Pubblichiamo un’intervista al confratello Anthony (nome di fantasia) che ha lasciato la sua testimonianza come ex-studente in un seminario SMA sostenuto dalle BSAG (Borse di Studio per seminaristi SMA africani), ma che ha preferito mantenere riservata la sua identità. Lo ringraziamo per aver condiviso con tutti noi la sua esperienza vocazionale.

Come è nata la tua vocazione e come hai incontrato la SMA?

La SMA è presente nella mia parrocchia di origine, è lì che l’ho conosciuta. Ad un certo punto, è nato in me il desiderio di approfondire il mio rapporto con il Creatore; perciò ho voluto studiare e formarmi per approfondire la mia fede.

Da questo cammino ho visto che nasceva in me uno spirito di servizio che è sfociato nel sacerdozio.

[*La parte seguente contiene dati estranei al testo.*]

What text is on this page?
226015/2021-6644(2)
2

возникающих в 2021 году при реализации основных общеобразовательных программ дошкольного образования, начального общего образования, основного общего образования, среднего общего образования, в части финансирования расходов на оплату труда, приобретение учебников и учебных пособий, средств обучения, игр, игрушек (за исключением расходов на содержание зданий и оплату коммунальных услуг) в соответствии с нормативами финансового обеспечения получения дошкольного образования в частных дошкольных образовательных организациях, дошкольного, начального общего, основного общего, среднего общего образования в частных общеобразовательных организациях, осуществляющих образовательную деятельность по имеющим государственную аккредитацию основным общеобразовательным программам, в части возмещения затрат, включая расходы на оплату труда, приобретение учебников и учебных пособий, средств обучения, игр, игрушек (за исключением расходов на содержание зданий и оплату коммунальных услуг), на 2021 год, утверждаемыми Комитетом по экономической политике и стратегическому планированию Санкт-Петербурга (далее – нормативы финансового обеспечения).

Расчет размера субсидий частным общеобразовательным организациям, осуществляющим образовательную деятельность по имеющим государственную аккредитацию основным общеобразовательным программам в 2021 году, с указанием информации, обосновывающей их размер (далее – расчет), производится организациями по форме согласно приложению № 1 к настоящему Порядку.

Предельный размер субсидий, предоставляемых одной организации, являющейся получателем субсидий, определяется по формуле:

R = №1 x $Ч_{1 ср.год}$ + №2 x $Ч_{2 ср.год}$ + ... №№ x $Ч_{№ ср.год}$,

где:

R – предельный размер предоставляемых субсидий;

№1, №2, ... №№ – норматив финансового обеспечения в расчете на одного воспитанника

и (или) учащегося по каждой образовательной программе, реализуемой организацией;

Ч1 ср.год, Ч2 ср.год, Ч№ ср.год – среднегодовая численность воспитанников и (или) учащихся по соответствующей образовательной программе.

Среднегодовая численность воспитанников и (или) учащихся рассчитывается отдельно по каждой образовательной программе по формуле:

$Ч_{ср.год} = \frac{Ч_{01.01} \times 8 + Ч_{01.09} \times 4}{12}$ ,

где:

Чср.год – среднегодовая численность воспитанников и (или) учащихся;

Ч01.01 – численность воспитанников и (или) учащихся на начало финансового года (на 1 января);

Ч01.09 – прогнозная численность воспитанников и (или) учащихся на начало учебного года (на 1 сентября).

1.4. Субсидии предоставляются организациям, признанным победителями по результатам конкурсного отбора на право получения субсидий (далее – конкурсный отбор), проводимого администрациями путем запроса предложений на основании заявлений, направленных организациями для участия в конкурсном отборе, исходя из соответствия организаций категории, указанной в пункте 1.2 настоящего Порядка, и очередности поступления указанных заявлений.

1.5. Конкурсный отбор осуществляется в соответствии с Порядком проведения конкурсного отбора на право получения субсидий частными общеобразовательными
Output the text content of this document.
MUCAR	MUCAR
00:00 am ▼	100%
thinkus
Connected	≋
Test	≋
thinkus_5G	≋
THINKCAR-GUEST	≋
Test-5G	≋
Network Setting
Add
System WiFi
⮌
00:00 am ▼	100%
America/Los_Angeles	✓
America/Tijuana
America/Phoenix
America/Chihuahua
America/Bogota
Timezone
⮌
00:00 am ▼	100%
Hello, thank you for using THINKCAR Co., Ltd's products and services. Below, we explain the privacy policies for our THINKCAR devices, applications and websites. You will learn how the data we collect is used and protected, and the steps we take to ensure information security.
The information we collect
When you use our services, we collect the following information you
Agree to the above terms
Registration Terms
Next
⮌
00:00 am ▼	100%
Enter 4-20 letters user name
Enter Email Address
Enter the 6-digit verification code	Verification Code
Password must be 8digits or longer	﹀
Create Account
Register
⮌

Strada facendo ho scoperto che la fede può essere vissuta come servizio per gli altri e non è solo una cosa privata.

Quali sono i ricordi più belli della tua esperienza di studi con la SMA?

La vita comunitaria è l’aspetto più bello del percorso in seminario: eravamo tanti studenti, ogni anno fra i 30 e 40; ho ricordi bellissimi dei momenti vissuti insieme a loro. Anche gli attimi in cui si scopre il primo desiderio, la prima motivazione personale verso il sacerdozio sono momenti belli e interessanti che custodisco con soddisfazione.

Quanto ha inciso la Borsa di Studio nel tuo percorso per diventare sacerdote?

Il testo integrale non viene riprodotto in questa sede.